Crispo James A G, Farhat Nawal, Fortin Yannick, Perez-Lloret Santiago, Sikora Lindsey, Morgan Rebecca L, Habash Mara, Gogna Priyanka, Kelly Shannon E, Elliott Jesse, Kohen Dafna E, Bjerre Lise M, Mattison Donald R, Hessian Renée C, Willis Allison W, Krewski Daniel
McLaughlin Centre for Population Health Risk Assessment, University of Ottawa, Ottawa, ON K1G 5Z3, Canada.
Department of Biostatistics, Epidemiology and Informatics, Perelman School of Medicine, University of Pennsylvania, Philadelphia, PA 19104, USA.
Brain Sci. 2024 Jul 31;14(8):776. doi: 10.3390/brainsci14080776.

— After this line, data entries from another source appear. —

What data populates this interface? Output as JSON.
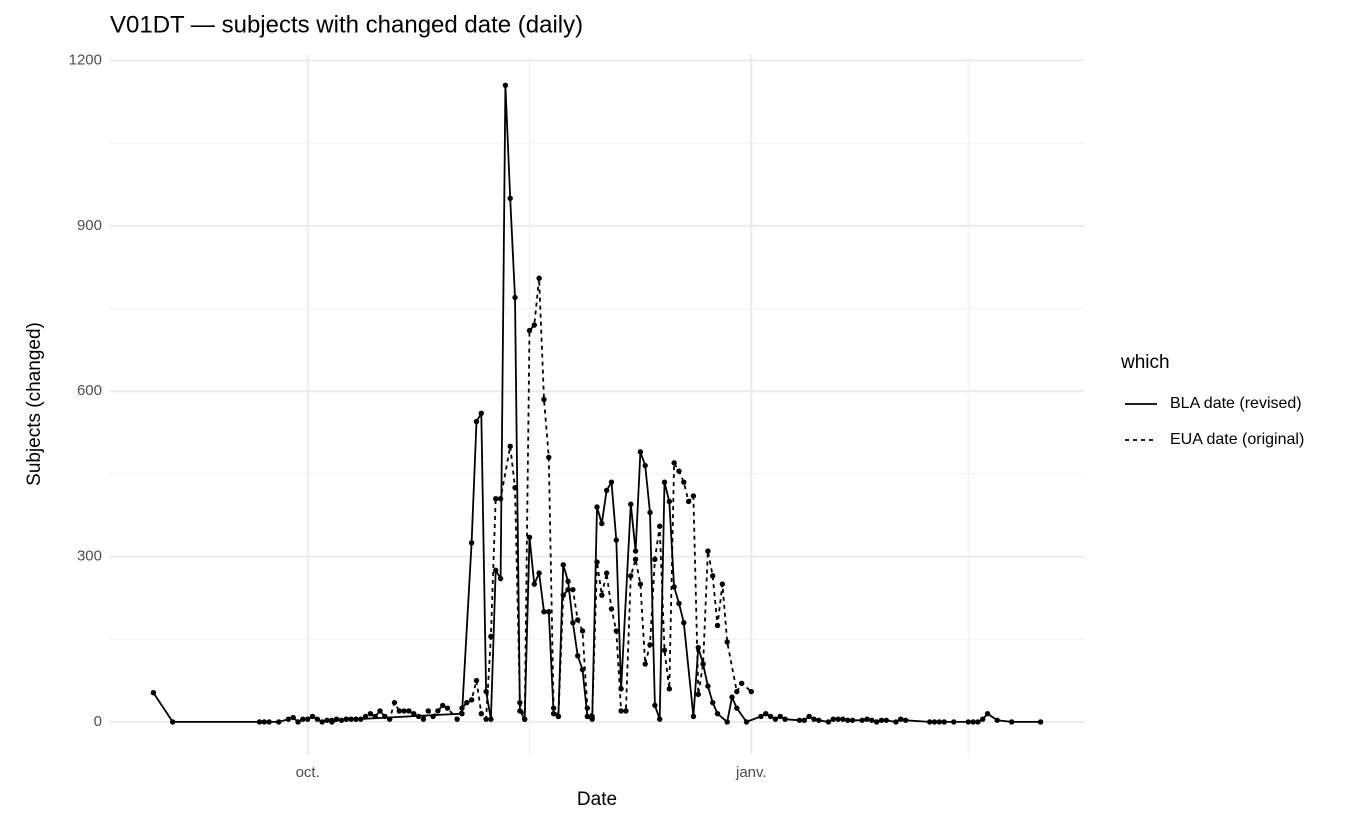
{
  "chart_data": {
    "type": "line",
    "title": "V01DT — subjects with changed date (daily)",
    "x_label": "Date",
    "y_label": "Subjects (changed)",
    "legend_title": "which",
    "xlim": [
      -41,
      161
    ],
    "ylim": [
      -60,
      1210
    ],
    "xticks": [
      {
        "value": 0,
        "label": "oct."
      },
      {
        "value": 92,
        "label": "janv."
      }
    ],
    "xminor": [
      46,
      137
    ],
    "yticks": [
      0,
      300,
      600,
      900,
      1200
    ],
    "yminor": [
      150,
      450,
      750,
      1050
    ],
    "grid": true,
    "series": [
      {
        "name": "BLA date (revised)",
        "color": "#000000",
        "linetype": "solid",
        "x": [
          -32,
          -28,
          -10,
          -9,
          -8,
          -6,
          -4,
          -3,
          -2,
          -1,
          0,
          1,
          2,
          3,
          4,
          5,
          6,
          7,
          8,
          9,
          10,
          32,
          34,
          35,
          36,
          37,
          38,
          39,
          40,
          41,
          42,
          43,
          44,
          45,
          46,
          47,
          48,
          49,
          50,
          51,
          52,
          53,
          54,
          55,
          56,
          57,
          58,
          59,
          60,
          61,
          62,
          63,
          64,
          65,
          67,
          68,
          69,
          70,
          71,
          72,
          73,
          74,
          75,
          76,
          77,
          78,
          80,
          81,
          82,
          83,
          84,
          85,
          87,
          88,
          89,
          91,
          94,
          95,
          96,
          97,
          98,
          99,
          102,
          103,
          104,
          105,
          106,
          108,
          109,
          110,
          111,
          112,
          113,
          115,
          116,
          117,
          118,
          119,
          120,
          122,
          123,
          124,
          129,
          130,
          131,
          132,
          134,
          137,
          138,
          139,
          140,
          141,
          143,
          146,
          152
        ],
        "values": [
          53,
          0,
          0,
          0,
          0,
          0,
          5,
          8,
          0,
          5,
          5,
          10,
          5,
          0,
          3,
          3,
          5,
          3,
          5,
          5,
          5,
          15,
          325,
          545,
          560,
          55,
          5,
          275,
          260,
          1155,
          950,
          770,
          20,
          5,
          335,
          250,
          270,
          200,
          200,
          15,
          10,
          285,
          255,
          180,
          120,
          95,
          10,
          5,
          390,
          360,
          420,
          435,
          330,
          60,
          395,
          310,
          490,
          465,
          380,
          30,
          5,
          435,
          400,
          245,
          215,
          180,
          10,
          135,
          105,
          65,
          35,
          15,
          0,
          45,
          25,
          0,
          10,
          15,
          10,
          5,
          10,
          5,
          3,
          3,
          10,
          5,
          3,
          0,
          5,
          5,
          5,
          3,
          3,
          3,
          5,
          3,
          0,
          3,
          3,
          0,
          5,
          3,
          0,
          0,
          0,
          0,
          0,
          0,
          0,
          0,
          5,
          15,
          3,
          0,
          0
        ]
      },
      {
        "name": "EUA date (original)",
        "color": "#000000",
        "linetype": "dashed",
        "x": [
          5,
          8,
          10,
          11,
          12,
          13,
          14,
          15,
          16,
          17,
          18,
          19,
          20,
          21,
          22,
          23,
          24,
          25,
          26,
          27,
          28,
          29,
          31,
          32,
          33,
          34,
          35,
          36,
          37,
          38,
          39,
          40,
          42,
          43,
          44,
          45,
          46,
          47,
          48,
          49,
          50,
          51,
          52,
          53,
          54,
          55,
          56,
          57,
          58,
          59,
          60,
          61,
          62,
          63,
          64,
          65,
          66,
          67,
          68,
          69,
          70,
          71,
          72,
          73,
          74,
          75,
          76,
          77,
          78,
          79,
          80,
          81,
          82,
          83,
          84,
          85,
          86,
          87,
          89,
          90,
          92
        ],
        "values": [
          0,
          5,
          5,
          5,
          10,
          15,
          10,
          20,
          10,
          5,
          35,
          20,
          20,
          20,
          15,
          10,
          5,
          20,
          10,
          20,
          30,
          25,
          5,
          25,
          35,
          40,
          75,
          15,
          5,
          155,
          405,
          405,
          500,
          425,
          35,
          5,
          710,
          720,
          805,
          585,
          480,
          25,
          10,
          230,
          240,
          240,
          185,
          165,
          25,
          10,
          290,
          230,
          270,
          205,
          165,
          20,
          20,
          265,
          295,
          250,
          105,
          140,
          295,
          355,
          130,
          60,
          470,
          455,
          435,
          400,
          410,
          50,
          105,
          310,
          265,
          175,
          250,
          145,
          55,
          70,
          55
        ]
      }
    ]
  }
}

Reports suggest possible risks of adverse cardiovascular reactions, including heart failure, associated with non-ergot dopamine agonist (DA) use in Parkinson's disease (PD). The objectives of our review were to evaluate the risk of heart failure and other adverse cardiovascular reactions in PD patients who received a non-ergot DA compared with other anti-PD pharmacological interventions, placebo, or no intervention. Studies were identified via searches of six bibliographic databases. Randomized controlled trials (RCTs) and non-randomized studies (NRS) were eligible for study inclusion. Random-effect meta-analyses were performed to estimate adverse cardiovascular reaction risks. Quality of evidence was assessed using GRADE. In total, forty-four studies (thirty-six RCTs and eight NRS) satisfied our inclusion criteria. A single RCT found no significant difference in the risk of heart failure with ropinirole compared with bromocriptine (odds ratio (OR) 0.39, 95% confidence interval (CI) 0.07 to 2.04; low certainty). Conversely, three case-control studies reported a risk of heart failure with non-ergot DA treatment. The quality of evidence for the risk of heart failure was judged as low or very low. Findings suggest that non-ergot DA use may be associated with adverse cardiovascular outcomes, including heart failure. Studies are needed to better understand cardiovascular risks associated with PD treatment.
报告显示,在帕金森病(PD)患者中使用非麦角多巴胺激动剂(DA)可能存在不良心血管反应风险,包括心力衰竭。我们此次综述的目的是评估与其他抗帕金森病药物干预、安慰剂或不干预相比,接受非麦角DA治疗的帕金森病患者发生心力衰竭及其他不良心血管反应的风险。通过检索六个文献数据库来确定相关研究。随机对照试验(RCT)和非随机研究(NRS)均符合纳入标准。采用随机效应荟萃分析来估计不良心血管反应风险。使用GRADE评估证据质量。共有44项研究(36项RCT和8项NRS)符合我们的纳入标准。一项RCT发现,与溴隐亭相比,罗匹尼罗导致心力衰竭的风险无显著差异(优势比(OR)0.39,95%置信区间(CI)0.07至2.04;低确定性)。相反,三项病例对照研究报告了非麦角DA治疗存在心力衰竭风险。心力衰竭风险的证据质量被判定为低或极低。研究结果表明,使用非麦角DA可能与包括心力衰竭在内的不良心血管结局相关。需要开展更多研究以更好地了解与帕金森病治疗相关的心血管风险。